Packing, snacking, and the demon landlord

Moving house is never fun. Last minute cleaning of places you’ve never even looked in before, and the inevitab[ly dodgy] game of Ready, Steady, Cook you have to play by combining everyone’s left over bits of pasta and ketchup.

©Tanakawho; Image credit: Creative Commons

We were quite lucky in finding an unopened packet of turkey breasts, but equally unlucky in finding a carton of milk that expired in September 2011. Student fridges are full of fabulous surprises. Obviously, no-one quite dared open it to pour it away, so we just threw the whole thing into a bin bag and ran. It then leaked all over the kitchen floor. Obviously.

But there is something far more evil lurking in the darkness; far more threatening than a rogue carton of sour milk. And that is ‘The Landlord’. Maybe you’ve been lucky and have a great one, or maybe you’ve been like me and have one that treats an eight person student house in York better than a millionaire would treat a quayside apartment on Canary Wharf. If this were Cluedo, she’d be in the kitchen with a bottle of Cif. Or smothering someone with a J-Cloth.

We discovered this morning that we had accidentally committed a series of heinous crimes. One being forgetting to clean the walls, and another being the ripping of our top-of-the-range, £200 sofa. The ‘top-of-the-range’ comment was sarcasm. The price wasn’t. I’m not an expert on the going rates of soft furnishings, but even DFS charge at least 500.

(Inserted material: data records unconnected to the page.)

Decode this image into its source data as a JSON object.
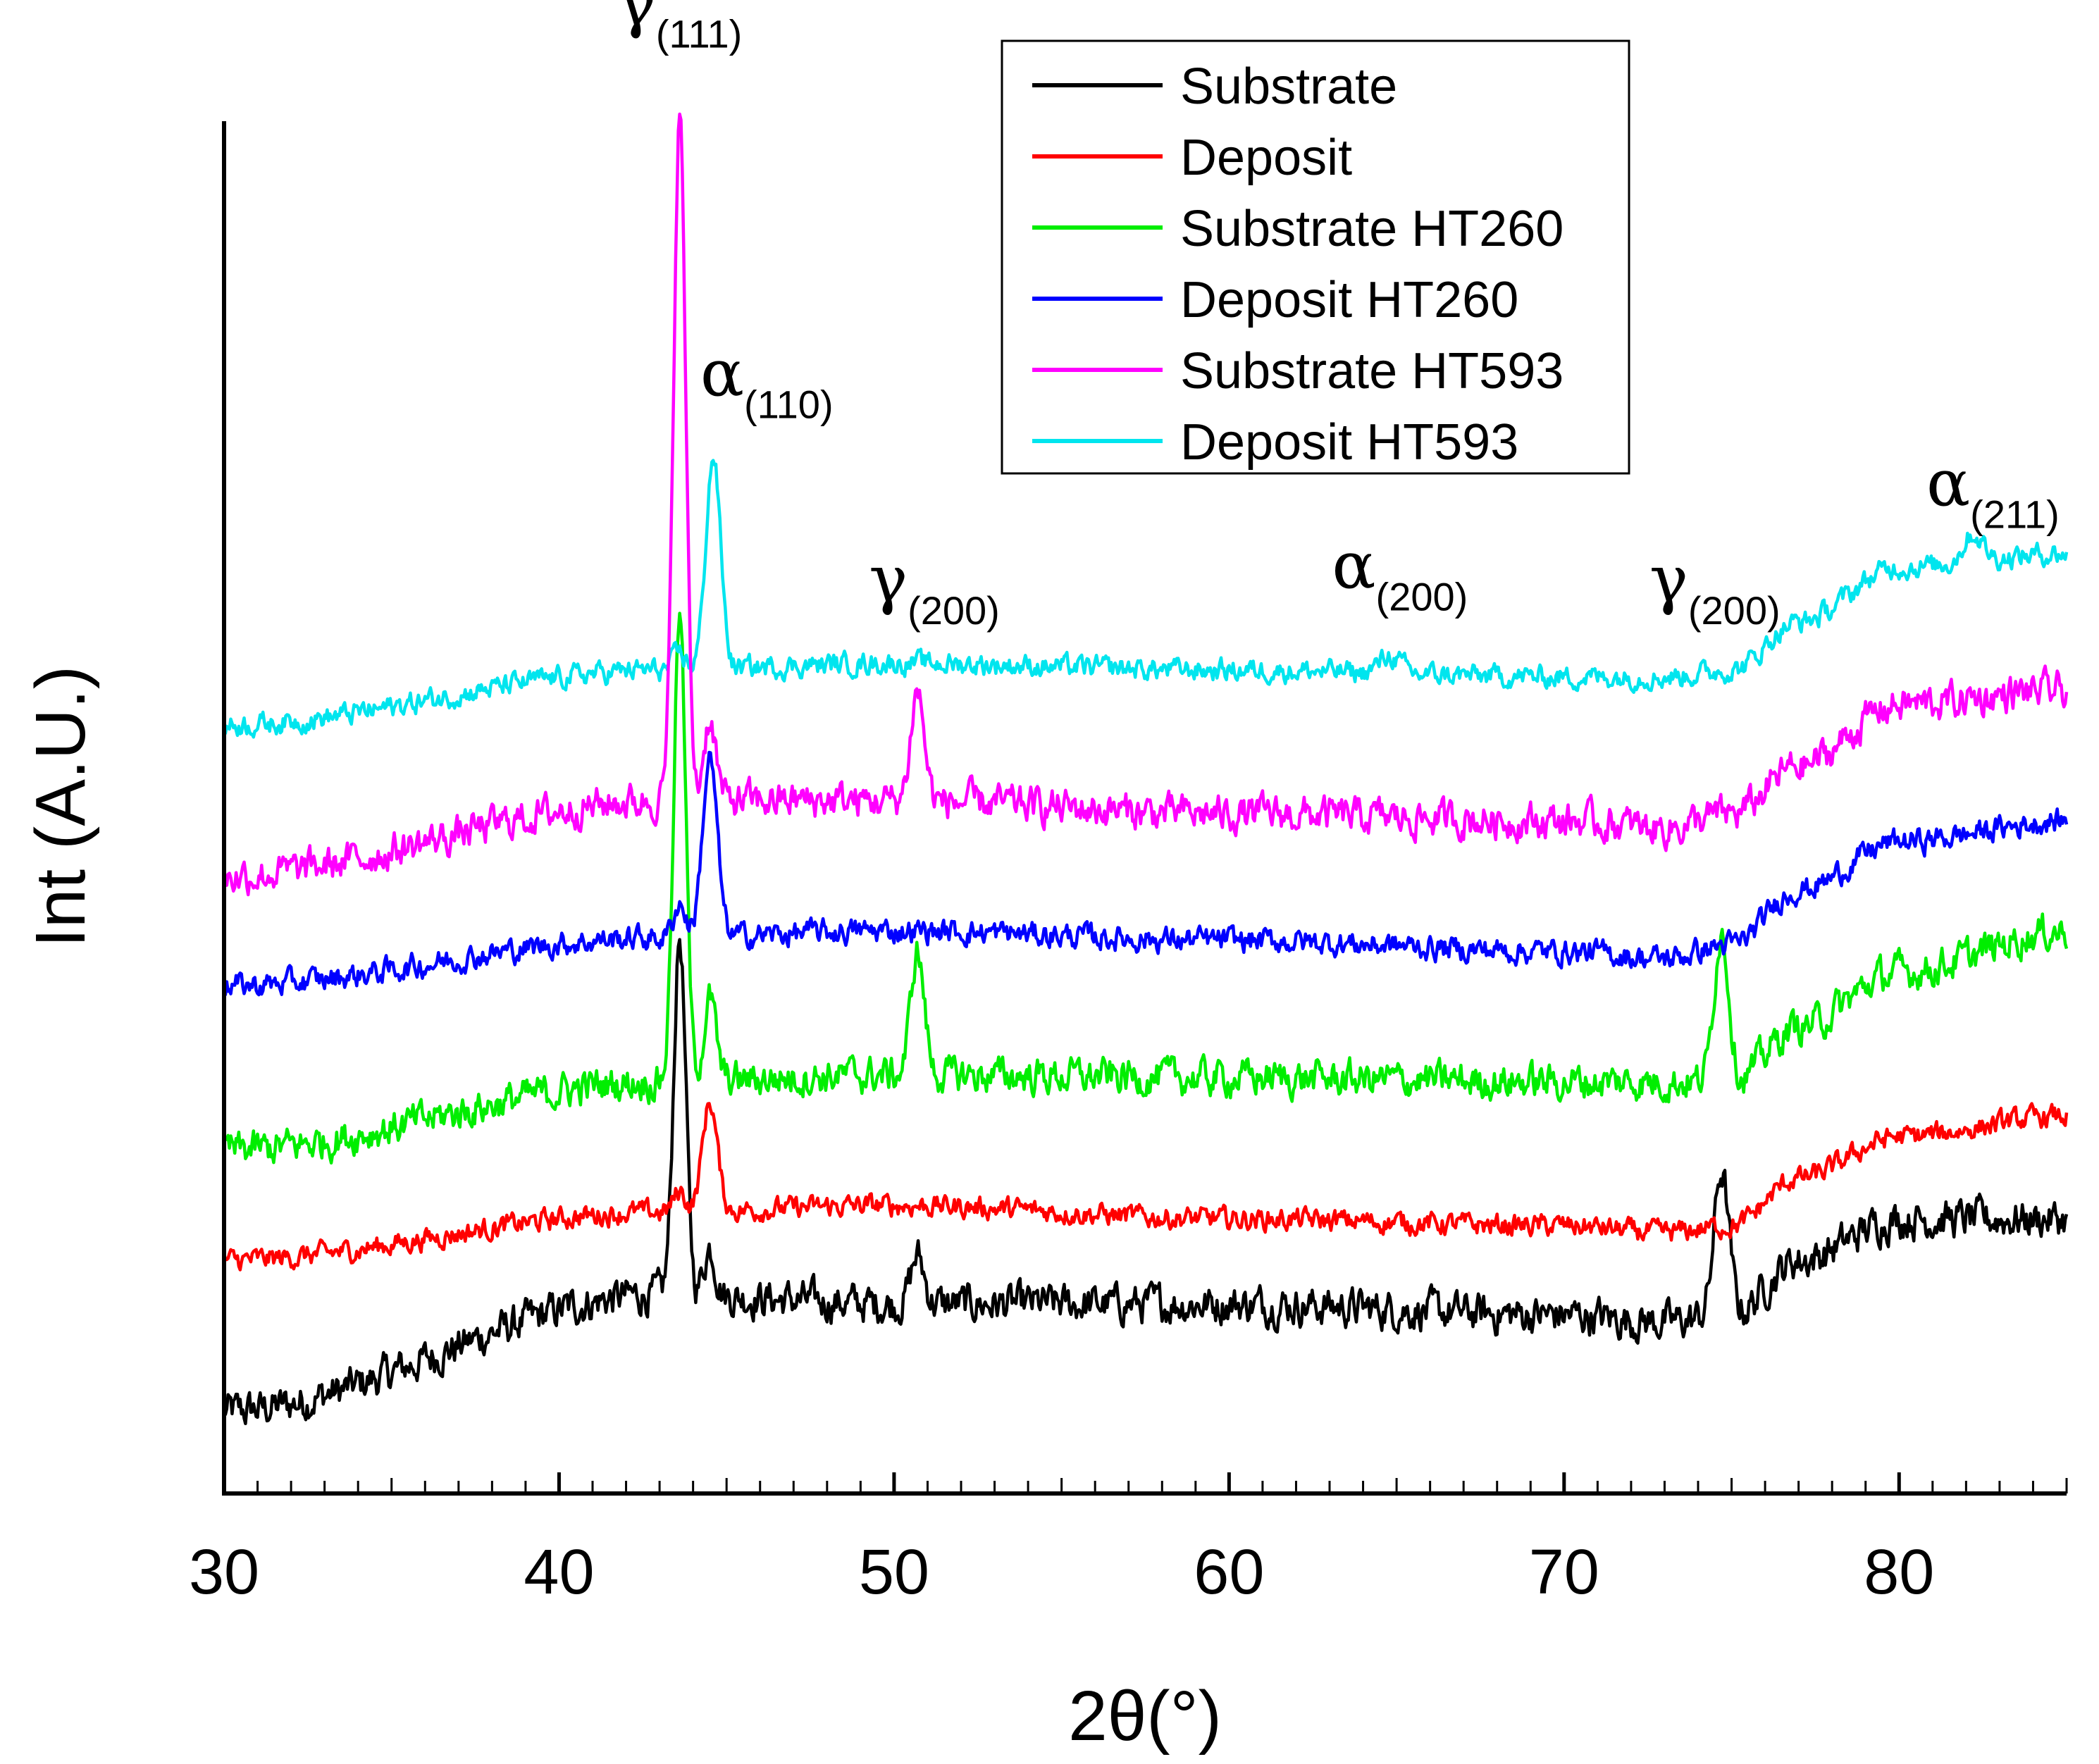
{
  "chart_data": {
    "type": "line",
    "title": "",
    "xlabel": "2θ(°)",
    "ylabel": "Int (A.U.)",
    "xlim": [
      30,
      85
    ],
    "ylim": [
      0,
      100
    ],
    "x_ticks": [
      30,
      40,
      50,
      60,
      70,
      80
    ],
    "y_tick_labels": "none",
    "grid": false,
    "legend_position": "top-right",
    "series": [
      {
        "name": "Substrate",
        "color": "#000000",
        "baseline": [
          [
            30,
            6
          ],
          [
            43,
            14.5
          ],
          [
            50,
            13.8
          ],
          [
            60,
            13.8
          ],
          [
            70,
            13
          ],
          [
            73,
            12.5
          ],
          [
            75,
            13
          ],
          [
            77,
            17
          ],
          [
            80,
            20
          ],
          [
            85,
            20
          ]
        ],
        "peaks": [
          [
            43.6,
            26,
            0.18
          ],
          [
            44.5,
            3.5,
            0.18
          ],
          [
            50.7,
            3.5,
            0.2
          ],
          [
            74.7,
            10.5,
            0.22
          ]
        ],
        "noise": 1.4
      },
      {
        "name": "Deposit",
        "color": "#ff0000",
        "baseline": [
          [
            30,
            17
          ],
          [
            43,
            20.5
          ],
          [
            50,
            21
          ],
          [
            60,
            20
          ],
          [
            70,
            19.5
          ],
          [
            73,
            19
          ],
          [
            75,
            19.5
          ],
          [
            77,
            23
          ],
          [
            80,
            26
          ],
          [
            85,
            27.5
          ]
        ],
        "peaks": [
          [
            43.6,
            1.5,
            0.18
          ],
          [
            44.5,
            8,
            0.22
          ]
        ],
        "noise": 0.8
      },
      {
        "name": "Substrate HT260",
        "color": "#00ee00",
        "baseline": [
          [
            30,
            25
          ],
          [
            43,
            30
          ],
          [
            50,
            30.5
          ],
          [
            60,
            30.3
          ],
          [
            70,
            30
          ],
          [
            73,
            30
          ],
          [
            75,
            30
          ],
          [
            77,
            34
          ],
          [
            80,
            38
          ],
          [
            85,
            41
          ]
        ],
        "peaks": [
          [
            43.6,
            34,
            0.18
          ],
          [
            44.5,
            6,
            0.18
          ],
          [
            50.7,
            9,
            0.2
          ],
          [
            74.7,
            11,
            0.22
          ]
        ],
        "noise": 1.3
      },
      {
        "name": "Deposit HT260",
        "color": "#0000ff",
        "baseline": [
          [
            30,
            37
          ],
          [
            43,
            40.5
          ],
          [
            50,
            41
          ],
          [
            60,
            40.3
          ],
          [
            70,
            39.5
          ],
          [
            73,
            39
          ],
          [
            75,
            40
          ],
          [
            77,
            44
          ],
          [
            80,
            47.5
          ],
          [
            85,
            49
          ]
        ],
        "peaks": [
          [
            43.6,
            2.5,
            0.18
          ],
          [
            44.5,
            13,
            0.22
          ]
        ],
        "noise": 0.9
      },
      {
        "name": "Substrate HT593",
        "color": "#ff00ff",
        "baseline": [
          [
            30,
            45
          ],
          [
            43,
            50.5
          ],
          [
            50,
            50.5
          ],
          [
            60,
            49.5
          ],
          [
            70,
            49
          ],
          [
            73,
            48.5
          ],
          [
            75,
            49.5
          ],
          [
            77,
            53
          ],
          [
            80,
            57.5
          ],
          [
            85,
            58.5
          ]
        ],
        "peaks": [
          [
            43.6,
            50,
            0.18
          ],
          [
            44.5,
            6,
            0.18
          ],
          [
            50.7,
            8,
            0.2
          ]
        ],
        "noise": 1.3
      },
      {
        "name": "Deposit HT593",
        "color": "#00e5ee",
        "baseline": [
          [
            30,
            56
          ],
          [
            43,
            60
          ],
          [
            50,
            60.5
          ],
          [
            60,
            60
          ],
          [
            70,
            59.5
          ],
          [
            73,
            59.5
          ],
          [
            75,
            60
          ],
          [
            77,
            63.5
          ],
          [
            80,
            67.5
          ],
          [
            85,
            68.5
          ]
        ],
        "peaks": [
          [
            43.6,
            1.2,
            0.18
          ],
          [
            44.6,
            15.5,
            0.22
          ],
          [
            64.8,
            1.3,
            0.3
          ],
          [
            82.2,
            2,
            0.3
          ]
        ],
        "noise": 0.8
      }
    ],
    "annotations": [
      {
        "symbol": "γ",
        "subscript": "(111)",
        "x": 43.6,
        "y": 107
      },
      {
        "symbol": "α",
        "subscript": "(110)",
        "x": 46.2,
        "y": 80
      },
      {
        "symbol": "γ",
        "subscript": "(200)",
        "x": 51.2,
        "y": 65
      },
      {
        "symbol": "α",
        "subscript": "(200)",
        "x": 65.1,
        "y": 66
      },
      {
        "symbol": "γ",
        "subscript": "(200)",
        "x": 74.5,
        "y": 65
      },
      {
        "symbol": "α",
        "subscript": "(211)",
        "x": 82.8,
        "y": 72
      }
    ]
  }
}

When we moved my sister into her first student flat last year, there was a massive hole in her bedroom wall that someone had, presumably, put their fist through. That is the sort of standard you expect as a student. Yes, it’d be fabulous to live in luxury, but living in virtual squalor is kind of half the fun. ‘LOL REMEMBER THAT TIME WE HAD RATS’ is far more fun to nostalgically comment on than ‘REMEMBER THAT TIME WE GOT ON OUR HANDS AND KNEES EVERY SINGLE DAY AND SCRUBBED THE SKIRTING BOARDS TIL OUR HANDS BLED.’ That comment doesn’t even merit a LOL.

So yeah. There really is a limit to the amount of cleaning two people can do when you’ve been told with no notice that you have to move out a day early. Apparently it’s going to take a team of cleaners ‘A WHOLE DAY AAAAAAH’ (that ‘aaah’ was sort of a hysterical shriek. Like a banshee) to clean up the mess we left. If it’s going to take an army of professionals a full day, I really don’t know how it would be feasibly possible for two twenty-somethings to do it in a matter of hours, but apparently that kind of reasonable logic alludes some people.

It’s probably too late to be dealing out advice now, but heed my wisdom boys and girls. Here are some ways of spotting psychotic landlords before you unwillingly commit to a year of hell:

  • Your landlord mentions that he/she has bought you brand new furniture. They say it like it’s a treat. It’s really a threat.

  • They provide you with coasters.

  • When they make an offhand comment about the types of cleaning products you should purchase, they mention polish.

  • They bring a partner in tow that isn’t allowed a word in edgeways. Professional relationships often echo personal ones.

  • They start contacting you directly, to your mobile. Leaving you angry voicemails if you don’t answer because it’s MIDDAY AND YOU’RE IN A LECTURE.

  • They try to intervene in room allocation. We have eyes. We can see if something is a box room and fits, at best, a bed and a small child. There is no need to paint it as a palace.

So there you have it. This really is a serious matter. Stay safe. And for God’s sake don’t set up a shisha indoors because, if you burn a massive circular hole in the carpet, that shit is hard to cover up.